ML at Twitter
I recently came across this paper describing how they do ML at Twitter.
TL;DR Their approach is pretty interesting. Everything is a Pig workflow and then they do everything as UDF's.
This approach seems pretty interesting. As long as your data can be expressed as small atomic machine learning functions, I'm sure it works great. But there's so much more than that. All small slicing, transforming etc is so much easier to express in a language like Python. I'm still not really comfortable with Pig as a language to power these data flows.
John Cook wrote about math stuff in Python a few months ago: I find doing mathematical programming in a general-purpose language is easier than doing general-purpose programming in a mathematical language. I could not agree more and I want to generalize it further: I rather do domain specific programming in a general-purpose language than the other way around.
Pig definitely comes with a set of cool features. It handles joining automatically (not a trivial task), gives you trivial ways to transform your data, and does the query planning for you.

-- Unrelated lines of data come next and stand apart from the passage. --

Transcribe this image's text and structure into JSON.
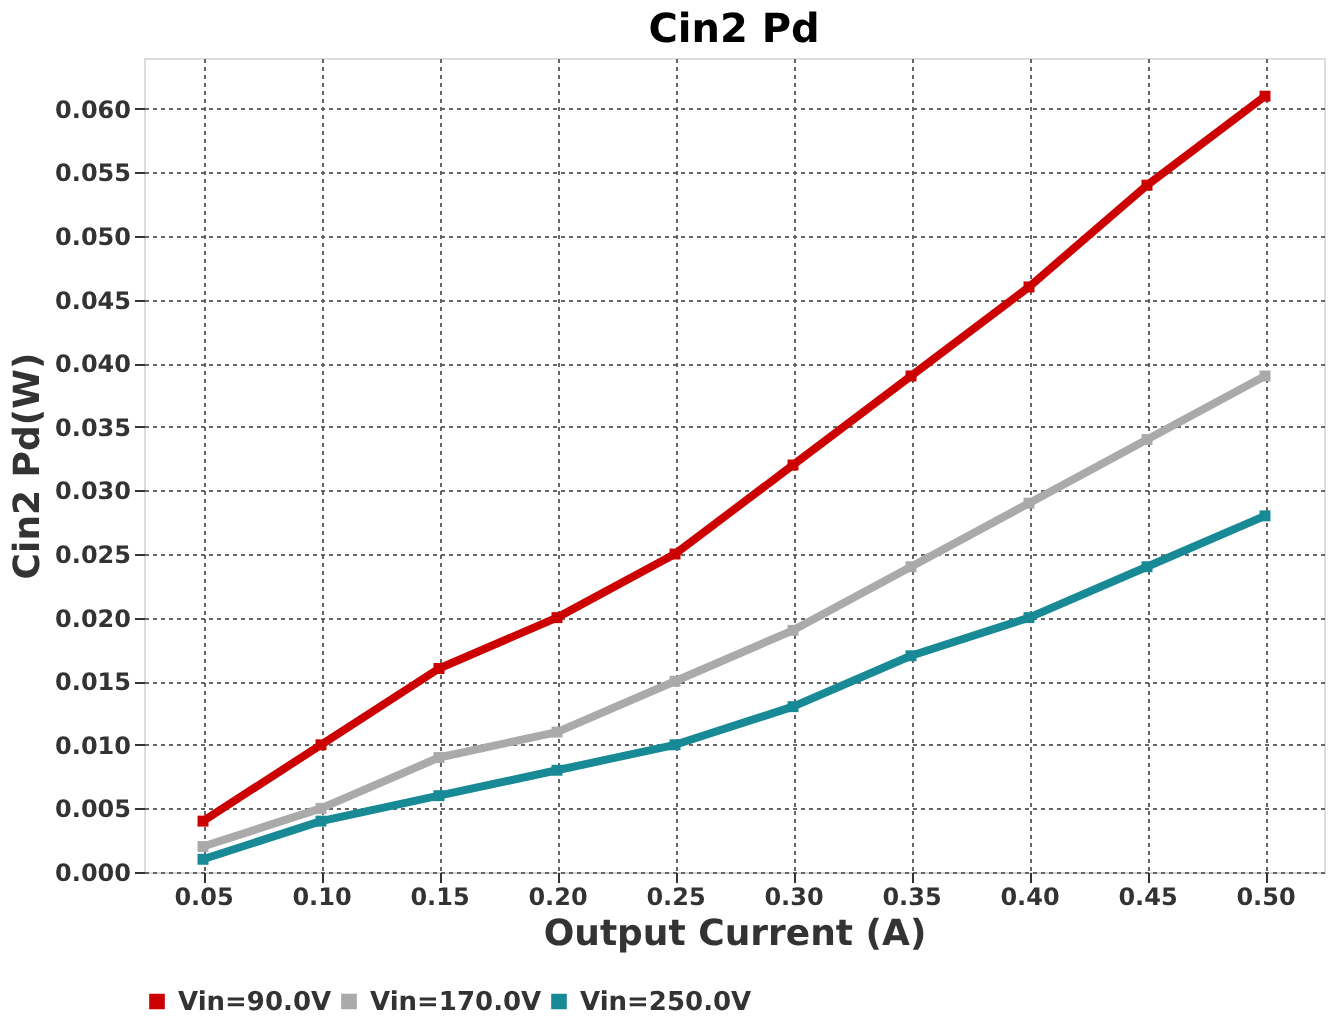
{
  "chart_data": {
    "type": "line",
    "title": "Cin2 Pd",
    "xlabel": "Output Current (A)",
    "ylabel": "Cin2 Pd(W)",
    "categories": [
      "0.05",
      "0.10",
      "0.15",
      "0.20",
      "0.25",
      "0.30",
      "0.35",
      "0.40",
      "0.45",
      "0.50"
    ],
    "series": [
      {
        "name": "Vin=90.0V",
        "color": "#cc0000",
        "values": [
          0.004,
          0.01,
          0.016,
          0.02,
          0.025,
          0.032,
          0.039,
          0.046,
          0.054,
          0.061
        ]
      },
      {
        "name": "Vin=170.0V",
        "color": "#aaaaaa",
        "values": [
          0.002,
          0.005,
          0.009,
          0.011,
          0.015,
          0.019,
          0.024,
          0.029,
          0.034,
          0.039
        ]
      },
      {
        "name": "Vin=250.0V",
        "color": "#178a96",
        "values": [
          0.001,
          0.004,
          0.006,
          0.008,
          0.01,
          0.013,
          0.017,
          0.02,
          0.024,
          0.028
        ]
      }
    ],
    "ylim": [
      0,
      0.064
    ],
    "yticks": [
      {
        "value": 0,
        "label": "0.000"
      },
      {
        "value": 0.005,
        "label": "0.005"
      },
      {
        "value": 0.01,
        "label": "0.010"
      },
      {
        "value": 0.015,
        "label": "0.015"
      },
      {
        "value": 0.02,
        "label": "0.020"
      },
      {
        "value": 0.025,
        "label": "0.025"
      },
      {
        "value": 0.03,
        "label": "0.030"
      },
      {
        "value": 0.035,
        "label": "0.035"
      },
      {
        "value": 0.04,
        "label": "0.040"
      },
      {
        "value": 0.045,
        "label": "0.045"
      },
      {
        "value": 0.05,
        "label": "0.050"
      },
      {
        "value": 0.055,
        "label": "0.055"
      },
      {
        "value": 0.06,
        "label": "0.060"
      }
    ],
    "grid": true,
    "legend": "bottom",
    "marker": "square",
    "line_style": "solid"
  }
}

It's not a full fledged workflow management tool though. At Spotify, we use Luigi to define the workflows and the dependencies. Luigi gives you a way to write everything in 100% Python, including how different computational tasks are related and what is dependent on what. It comes with Hadoop support, but the abstraction layer is lower than Pig, and you have to implement your mapper and reducer yourself. For skewed joins this could involve some engineering around things that Pig does automatically for you.
I'm quite curious how this works out for Twitter. Do they find that the abstraction makes it easy for them to focus on ML and not care about the execution details? Or does it add complexity because it enforces the ML to be written as UDF primitives? Will try to find out more.